We do not include assisted attribution in this number. Assisted attribution is a multi-touch model, and multi-touch models hide failure. First-touch is the harshest read on the data and the most useful read for the monthly call. Quarterly retros include a multi-touch view. The monthly report does not.

For B2B sites, we also count high-intent micro-conversions: pricing page views, calculator completions, and case-study reads. These are leading indicators of a demo request and they move 30 days before the demo number does. The report shows both lines.

4. Top-10 ranking keyword count

This is the count of non-branded, commercial-intent keywords where the site holds a position 1 to 10 result on Google US (or the relevant locale), pulled from SEMrush or Ahrefs on the 1st of the month.

Three filters apply. Branded keywords are excluded. Branded queries always rank, and including them inflates the win column. Informational keywords with no commercial intent are excluded. They are vanity. Local-pack keywords for irrelevant geographies are excluded. They are noise.

The remaining count is the real ranking surface. It typically grows by 5 to 12 percent per month on a healthy mid-market retainer. A flat month is a yellow flag. A declining month is a red flag and the cause goes in the commentary slot for this metric.

We split the count into two buckets: top-3 and top-10. The top-3 bucket is where the click-through happens. The top-10 bucket is the on-deck circle. A site that grows top-10 without growing top-3 is producing content that ranks but does not click, and that is a separate problem from a site that is not ranking at all.

For sites with geo pages, we also report top-10 count per geo, broken out into a small grid. See geo pages that don't get penalized for the per-geo content rules we run before any geo page ships, and pSEO in 2026, what changed for the uniqueness bar that decides which programmatic pages survive long enough to make the top-10 count.

5. LLM citation count

This is the count of fixed-prompt runs that cite the client domain across ChatGPT, Perplexity, Claude, and Gemini, run weekly with a 30-prompt panel and aggregated monthly.

We define the 30-prompt panel on day one of the engagement. Ten prompts are commercial-intent ("best b2b seo agency for sales consulting") and twenty are informational ("how to measure organic conversions for a sales consulting firm"). The panel does not change unless the CMO approves a change at the quarterly retro. Drift in the panel makes the metric meaningless.

For each prompt, we record the citation count out of 4 (one per LLM). For the month, we aggregate to a single citation share number. We also report the trend line.

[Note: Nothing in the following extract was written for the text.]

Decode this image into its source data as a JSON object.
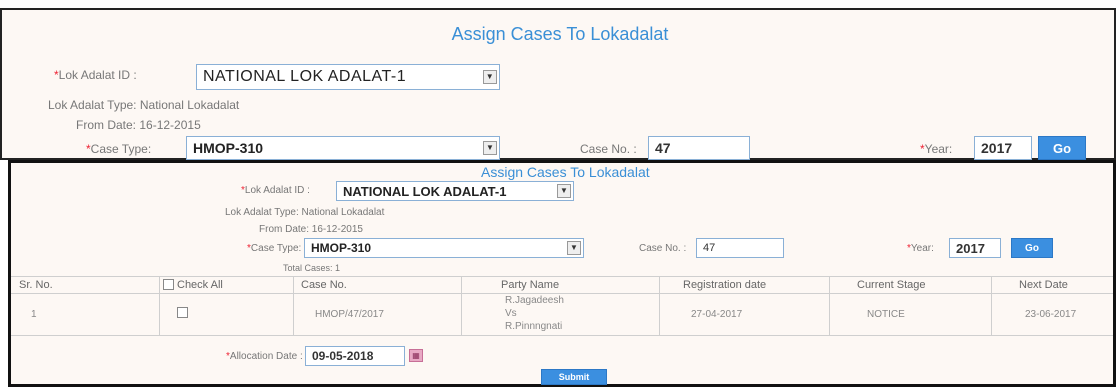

The metric matters because LLMs are now a measurable channel. We documented the operational rules for ranking on them in AEO, how to rank on ChatGPT, Perplexity, Claude, Gemini and the file pattern in the llms.txt file. No other agency we have audited reports this number. The CMO who shows the board an LLM citation chart in 2026 is the CMO with budget approval in 2027.

The reason mid-market sites still on legacy stacks struggle to move the LLM citation number is partly an indexation problem and partly a structured-data problem, both of which we cover in why mid-market companies keep getting stuck on WordPress.

6. Backlink delta from referring-domain pool

This is the count of new referring domains acquired in the reporting month, net of lost domains, pulled from Ahrefs on the 1st of the month.

The metric is referring domains, not backlinks. Backlinks count duplicates. A single referring domain can produce 80 backlinks because of sitewide footer placement, and counting backlinks would massively overweight that one acquisition. Referring domains is the honest count.

We filter out three classes of domains: scraper sites, expired domains repurposed as link farms, and domains under DR 10 with no organic traffic. These pollute the count and the CMO will be shown the polluted number by a competing agency at some point. We strip them upfront so the comparison is honest.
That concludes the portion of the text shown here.